Heading back to his car, he dialed the number on his cell, trying to quell the panic rising in his throat. It rang about nine times, but Diane didn't answer. As he squealed away from the curb, he had the hospital operator put him through to Ninth Floor Reception, but no one picked up there either, the voice mail kicking in after four rings. Maybe Clyde had drawn David across town with the phone call so he could attack Diane back at the hospital. Growing increasingly frantic and speeding up, David had the operator put him through to hospital security, whom he alerted. Then he called Peter's office.
"Dr. Alexander is in with a patient, can I take a message?" the office manager intoned.
"It's an emergency. Pull him out." David ran two red lights as he waited for Peter to pick up. "Peter, it's David."
"I'm glad you called. What's this nonsense about police wanting to follow me around everywhere I go? I told them-"
"We'll talk about that later. I just received a 911 page from Diane's room, but when I returned it, there was no answer. Security's on their way up, but I was wondering if you could check in to make sure nothing's wrong. I'll be there in" -David checked his watch- "fifteen minutes."
"Of course. I just wrapped up a vasectomy, so I'll go now. When I get there, I'll call you on your cell phone."

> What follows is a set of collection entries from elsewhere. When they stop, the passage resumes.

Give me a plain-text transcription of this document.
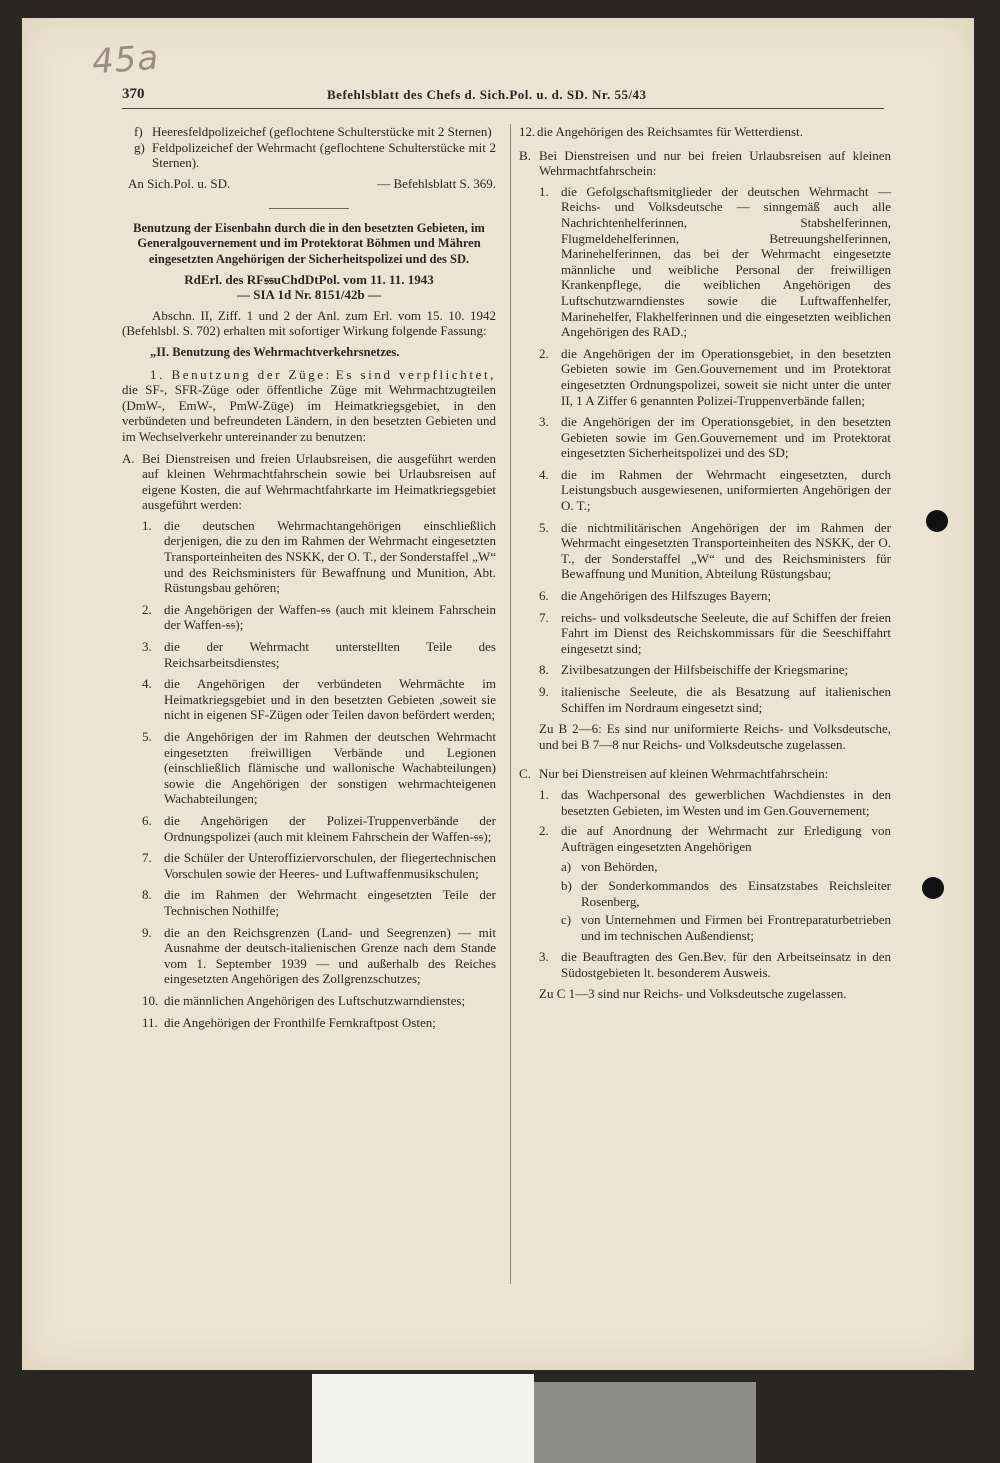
45a
370	Befehlsblatt des Chefs d. Sich.Pol. u. d. SD. Nr. 55/43
f) Heeresfeldpolizeichef (geflochtene Schulterstücke mit 2 Sternen)
g) Feldpolizeichef der Wehrmacht (geflochtene Schulterstücke mit 2 Sternen).
An Sich.Pol. u. SD.	— Befehlsblatt S. 369.

Benutzung der Eisenbahn durch die in den besetzten Gebieten, im Generalgouvernement und im Protektorat Böhmen und Mähren eingesetzten Angehörigen der Sicherheitspolizei und des SD.

RdErl. des RF𝔰𝔰uChdDtPol. vom 11. 11. 1943

— SIA 1d Nr. 8151/42b —

Abschn. II, Ziff. 1 und 2 der Anl. zum Erl. vom 15. 10. 1942 (Befehlsbl. S. 702) erhalten mit sofortiger Wirkung folgende Fassung:

„II. Benutzung des Wehrmachtverkehrsnetzes.

1. Benutzung der Züge: Es sind verpflichtet, die SF-, SFR-Züge oder öffentliche Züge mit Wehrmachtzugteilen (DmW-, EmW-, PmW-Züge) im Heimatkriegsgebiet, in den verbündeten und befreundeten Ländern, in den besetzten Gebieten und im Wechselverkehr untereinander zu benutzen:

A. Bei Dienstreisen und freien Urlaubsreisen, die ausgeführt werden auf kleinen Wehrmachtfahrschein sowie bei Urlaubsreisen auf eigene Kosten, die auf Wehrmachtfahrkarte im Heimatkriegsgebiet ausgeführt werden:
1. die deutschen Wehrmachtangehörigen einschließlich derjenigen, die zu den im Rahmen der Wehrmacht eingesetzten Transporteinheiten des NSKK, der O. T., der Sonderstaffel „W“ und des Reichsministers für Bewaffnung und Munition, Abt. Rüstungsbau gehören;
2. die Angehörigen der Waffen-𝔰𝔰 (auch mit kleinem Fahrschein der Waffen-𝔰𝔰);
3. die der Wehrmacht unterstellten Teile des Reichsarbeitsdienstes;
4. die Angehörigen der verbündeten Wehrmächte im Heimatkriegsgebiet und in den besetzten Gebieten ,soweit sie nicht in eigenen SF-Zügen oder Teilen davon befördert werden;
5. die Angehörigen der im Rahmen der deutschen Wehrmacht eingesetzten freiwilligen Verbände und Legionen (einschließlich flämische und wallonische Wachabteilungen) sowie die Angehörigen der sonstigen wehrmachteigenen Wachabteilungen;
6. die Angehörigen der Polizei-Truppenverbände der Ordnungspolizei (auch mit kleinem Fahrschein der Waffen-𝔰𝔰);
7. die Schüler der Unteroffiziervorschulen, der fliegertechnischen Vorschulen sowie der Heeres- und Luftwaffenmusikschulen;
8. die im Rahmen der Wehrmacht eingesetzten Teile der Technischen Nothilfe;
9. die an den Reichsgrenzen (Land- und Seegrenzen) — mit Ausnahme der deutsch-italienischen Grenze nach dem Stande vom 1. September 1939 — und außerhalb des Reiches eingesetzten Angehörigen des Zollgrenzschutzes;
10. die männlichen Angehörigen des Luftschutzwarndienstes;
11. die Angehörigen der Fronthilfe Fernkraftpost Osten;
12. die Angehörigen des Reichsamtes für Wetterdienst.
B. Bei Dienstreisen und nur bei freien Urlaubsreisen auf kleinen Wehrmachtfahrschein:
1. die Gefolgschaftsmitglieder der deutschen Wehrmacht — Reichs- und Volksdeutsche — sinngemäß auch alle Nachrichtenhelferinnen, Stabshelferinnen, Flugmeldehelferinnen, Betreuungshelferinnen, Marinehelferinnen, das bei der Wehrmacht eingesetzte männliche und weibliche Personal der freiwilligen Krankenpflege, die weiblichen Angehörigen des Luftschutzwarndienstes sowie die Luftwaffenhelfer, Marinehelfer, Flakhelferinnen und die eingesetzten weiblichen Angehörigen des RAD.;
2. die Angehörigen der im Operationsgebiet, in den besetzten Gebieten sowie im Gen.Gouvernement und im Protektorat eingesetzten Ordnungspolizei, soweit sie nicht unter die unter II, 1 A Ziffer 6 genannten Polizei-Truppenverbände fallen;
3. die Angehörigen der im Operationsgebiet, in den besetzten Gebieten sowie im Gen.Gouvernement und im Protektorat eingesetzten Sicherheitspolizei und des SD;
4. die im Rahmen der Wehrmacht eingesetzten, durch Leistungsbuch ausgewiesenen, uniformierten Angehörigen der O. T.;
5. die nichtmilitärischen Angehörigen der im Rahmen der Wehrmacht eingesetzten Transporteinheiten des NSKK, der O. T., der Sonderstaffel „W“ und des Reichsministers für Bewaffnung und Munition, Abteilung Rüstungsbau;
6. die Angehörigen des Hilfszuges Bayern;
7. reichs- und volksdeutsche Seeleute, die auf Schiffen der freien Fahrt im Dienst des Reichskommissars für die Seeschiffahrt eingesetzt sind;
8. Zivilbesatzungen der Hilfsbeischiffe der Kriegsmarine;
9. italienische Seeleute, die als Besatzung auf italienischen Schiffen im Nordraum eingesetzt sind;

Zu B 2—6: Es sind nur uniformierte Reichs- und Volksdeutsche, und bei B 7—8 nur Reichs- und Volksdeutsche zugelassen.

C. Nur bei Dienstreisen auf kleinen Wehrmachtfahrschein:
1. das Wachpersonal des gewerblichen Wachdienstes in den besetzten Gebieten, im Westen und im Gen.Gouvernement;
2. die auf Anordnung der Wehrmacht zur Erledigung von Aufträgen eingesetzten Angehörigen
a) von Behörden,
b) der Sonderkommandos des Einsatzstabes Reichsleiter Rosenberg,
c) von Unternehmen und Firmen bei Frontreparaturbetrieben und im technischen Außendienst;
3. die Beauftragten des Gen.Bev. für den Arbeitseinsatz in den Südostgebieten lt. besonderem Ausweis.

Zu C 1—3 sind nur Reichs- und Volksdeutsche zugelassen.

"Thank you." David hung up and raced across town, honking for slower-moving cars to get out of his way. Two women screamed at him, their moving mouths visible through their fast-retreating windshields, and one innovative gentleman in a Chevy flipped him the bird. It seemed an eternity to get across town to Westwood Village, and David pounded the steering wheel, waiting for the light to change at Wilshire and Westwood.
He zoomed up Westwood and made a screeching right onto Le Conte. He recognized Peter's distinctive gait as Peter waddled slowly back from the hospital toward his office, his cane moving in concert with his right leg. David tried to read his demeanor from a distance. Peter did not seem to be alarmed-he even nodded casually at a crew of lunching construction workers as he passed them by. David pulled his car over and hopped out, hailing Peter just as he made his way beneath the scaffolding flanking the building.
Peter watched David approach, mopping his brow with a handkerchief. "Everything's fine," he called out. "Diane wasn't in her room because she checked out this morning after a good set of exams. She's safe and sound at home as we speak."
David stopped a few feet off the curb. "Then who paged me?"
A loud revving behind him. Peter's face changed instantly, his bushy eyebrows drawing apart and up. "Move!" he cried out.
In dreamlike slow motion, David pivoted and saw the chipped brown Crown Victoria peeling out from an alley onto Le Conte, Clyde's wide figure hunched over the wheel, pistol-bearing hand extended toward the windshield. The alley was no more than fifteen yards away, and the vehicle bore down on him quickly. For an awful instant, David's legs froze. He felt the pounding of his heart in his ears as the car barreled toward him, and then he turned and dashed for the cover of the scaffolding.
The deafening report of a gunshot. The bullet cracking the air beside David's head as it sailed past. He did not turn; he kept his eyes ahead, focused on the next four steps, which would bring him to the curb.
The car seemed to fill the air behind him. David dove off the street into the safety of the scaffolding, knocking over a toolbox and rolling to a stop between a sledgehammer and two sturdy 4-by-4s. The Crown Victoria hit the curb about ten feet away, one tire popping. It hurtled at David, plowing through the scaffolding, snapping the rails like toothpicks and sending chunks of wood airborne. A sharp pain seized David's left side, and he felt himself go momentarily light-headed. A raised wedge of plywood intervened just before the Crown Victoria could crush David, tilting the car to one side so the remaining inflated rear tire could no longer find purchase.
Clyde revved the engine to a deafening pitch, the back tires spinning and sending up showers of splinters and dirt, then the car suddenly quieted, the steaming front grill so close to David's face he could have reached out and stroked the grimy metal.
The scaffolding leaned and creaked fearsomely overhead, but did not collapse.
Behind him, David heard Peter rustling in the debris. He felt moisture spreading through his shirt around the site of his pain, but he did not tear his eyes from the car. A bullet had penetrated the window in its lower left quadrant, spiderwebbing the glass around it. Clyde's face, pressed forward against the steering wheel, drew suddenly back, and the flat eyes, accented by the bright red smear of a forehead gash, stared at him.